Part of a mid-life crisis is desperately trying to determine how you want to spend the time that you have. There can be an almost frantic juggling, as you try on new roles and temporarily pause or discard old ones. That’s no excuse, of course. But it is the way that a man often feels.
Why You May Be Seeing The Mean Behavior: This discarding of the old or comfortable may be why you are seeing him remain distant and act mean. He’s not yet sure where you fit into this new life. So he is emotionally distancing himself until he figures it all out. The meanness could very well be born out of frustration. He’s hoping to feel better, but he hasn’t gotten the relief that he has hoped for. There are times in the process where men feel like an old fool instead of a reborn person (like they had hoped.) This can mean that anyone in close proximity feels the brunt of this disappointment.

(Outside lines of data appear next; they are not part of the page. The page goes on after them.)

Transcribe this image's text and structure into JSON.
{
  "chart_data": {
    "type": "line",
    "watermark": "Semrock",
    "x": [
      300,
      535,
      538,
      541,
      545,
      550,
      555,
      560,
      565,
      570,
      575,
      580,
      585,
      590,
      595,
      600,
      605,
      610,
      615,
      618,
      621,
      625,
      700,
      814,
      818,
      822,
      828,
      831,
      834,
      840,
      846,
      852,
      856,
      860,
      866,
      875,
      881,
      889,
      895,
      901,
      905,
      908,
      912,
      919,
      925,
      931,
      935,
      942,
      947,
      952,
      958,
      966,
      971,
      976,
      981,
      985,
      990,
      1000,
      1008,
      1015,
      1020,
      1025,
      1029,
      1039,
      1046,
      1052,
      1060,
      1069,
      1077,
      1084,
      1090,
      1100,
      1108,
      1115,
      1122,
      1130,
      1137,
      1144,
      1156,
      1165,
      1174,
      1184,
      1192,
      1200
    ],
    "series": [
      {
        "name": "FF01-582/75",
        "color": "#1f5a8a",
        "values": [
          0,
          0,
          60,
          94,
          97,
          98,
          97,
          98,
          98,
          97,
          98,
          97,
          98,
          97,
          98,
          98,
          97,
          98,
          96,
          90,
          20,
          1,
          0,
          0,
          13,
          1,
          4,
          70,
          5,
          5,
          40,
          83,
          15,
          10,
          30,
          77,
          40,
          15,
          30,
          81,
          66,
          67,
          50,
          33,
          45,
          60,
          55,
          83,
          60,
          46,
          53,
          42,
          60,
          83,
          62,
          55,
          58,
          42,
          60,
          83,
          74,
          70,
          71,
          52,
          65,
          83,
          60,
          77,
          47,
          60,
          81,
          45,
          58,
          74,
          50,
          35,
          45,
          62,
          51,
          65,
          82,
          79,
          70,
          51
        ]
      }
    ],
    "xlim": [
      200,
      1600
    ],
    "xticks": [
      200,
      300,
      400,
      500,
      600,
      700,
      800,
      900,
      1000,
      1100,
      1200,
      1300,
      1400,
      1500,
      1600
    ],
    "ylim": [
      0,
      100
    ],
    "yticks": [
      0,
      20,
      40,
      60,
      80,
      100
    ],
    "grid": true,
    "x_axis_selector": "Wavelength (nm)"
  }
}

I’m not defending middle-aged men who are mean to their wives. But sometimes, it helps to remember that even though it may not look like it, this is usually a man who is struggling. This doesn’t excuse his treatment of you. And you would be well within your rights to say something or to excuse yourself the next time that it happens.
What To Watch For: What you want to be really observant about is to notice if his frustration turns to indifference. Believe it not, indifference is more dangerous to a marriage than anger or frustration, at least in my opinion. A man distancing himself from his marriage can eventually become indifferent. And this is when his emotions for and commitment to you can shut down.
I don’t mean to scare you. Many men eventually come to their senses and escape a mid life crisis just fine. For many, it is a temporary situation. But you want to watch for that indifference. Because the sooner you address it, the better it is for your preserving the health of your marriage.